Being an arts company, we don’t want to do anything unethical in that field so are happy to remain human publishers (and that counts for the art and illustration we use too).


Beyond this, probably the main reason that we will keep publishing human as opposed to AI work is that writing and art is not just something pleasing on a flat page. It is relational.

Surely this is the most important part of any of it? This goes for the writer whose 200 year old book moves you, to the audiobook read by a favourite actor or voice, to the imperfectly designed hand-drawn logo or book cover. You can’t have a human relationship with a probability predictor that spits out polished potential images or sentences.


In fact it isn’t even an it. When and if AI gains self-awareness we might have to have the conversation again, which is why Human First sounds a bit icky even now as a slogan. Something that started out okay but is used in the particular fascist dystopia in 2982.

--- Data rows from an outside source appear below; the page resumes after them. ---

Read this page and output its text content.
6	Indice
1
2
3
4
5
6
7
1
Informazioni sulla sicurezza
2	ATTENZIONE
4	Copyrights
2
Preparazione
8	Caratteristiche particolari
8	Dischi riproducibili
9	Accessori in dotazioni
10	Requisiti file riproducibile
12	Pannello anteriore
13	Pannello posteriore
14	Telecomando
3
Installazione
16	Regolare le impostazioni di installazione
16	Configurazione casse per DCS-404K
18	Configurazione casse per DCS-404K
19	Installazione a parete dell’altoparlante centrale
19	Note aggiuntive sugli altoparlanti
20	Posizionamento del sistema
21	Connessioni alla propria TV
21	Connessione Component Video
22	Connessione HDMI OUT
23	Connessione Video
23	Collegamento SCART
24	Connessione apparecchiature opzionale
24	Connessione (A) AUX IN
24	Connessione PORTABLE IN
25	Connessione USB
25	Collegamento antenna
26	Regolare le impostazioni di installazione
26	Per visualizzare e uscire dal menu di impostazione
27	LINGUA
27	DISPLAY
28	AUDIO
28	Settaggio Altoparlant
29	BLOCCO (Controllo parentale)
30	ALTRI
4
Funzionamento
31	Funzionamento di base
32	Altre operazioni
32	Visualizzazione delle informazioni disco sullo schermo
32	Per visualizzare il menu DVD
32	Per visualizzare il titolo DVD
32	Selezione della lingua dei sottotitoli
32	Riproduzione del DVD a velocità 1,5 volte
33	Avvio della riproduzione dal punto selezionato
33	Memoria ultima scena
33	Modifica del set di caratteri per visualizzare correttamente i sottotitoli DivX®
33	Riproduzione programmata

Yet we do have to recognise that the human writer who loses their rent payment isn’t the only casualty in letting this type of non-relational work flood our creative platforms. It is intrinsically not creative and not honestly able to be the human contact we all crave. It is a type of fiction itself but not one that is nourishing any more than it is helping the arts economy.

 

Therefore, despite other potential objections from environmental damage to the economic damage current generative AI is doing to the industry, unfortunately aided and abetted by financial and political forces, the simple reason we are remaining a human publisher is just because what would the point be in non-human creative work.


It is true this isn’t seeming to be a financially lucrative decision. We can’t afford to make audiobooks of our titles yet (although the world is now flooded with AI audio books). Selling books against the flood of AI driven pulp fiction, or the big human names (or bland stories) that mainstream publishers think can be marketed, or the mountain of Canva-made instructional e-books is not easy either. Gaining a platform is also getting hard with social media algorithms changing all the time and giant dumps of low quality content all over the internet every moment.


Yet overall maybe these things are just forcing us to think differently about what it means to be a human-led publishing company in the 2020s, so for now we’re willing to embrace it as a chance to look at our business model.


If you like human writing there are lots of ways to support this for free if you aren’t in the position to buy something. For us and all other human arts and writing projects, please do give us a like or share on social media, or borrow a book from the library. Let AI be a fabulous tool if that’s what it grows to be but we don’t have to be ruled by it or any tech overlords right now.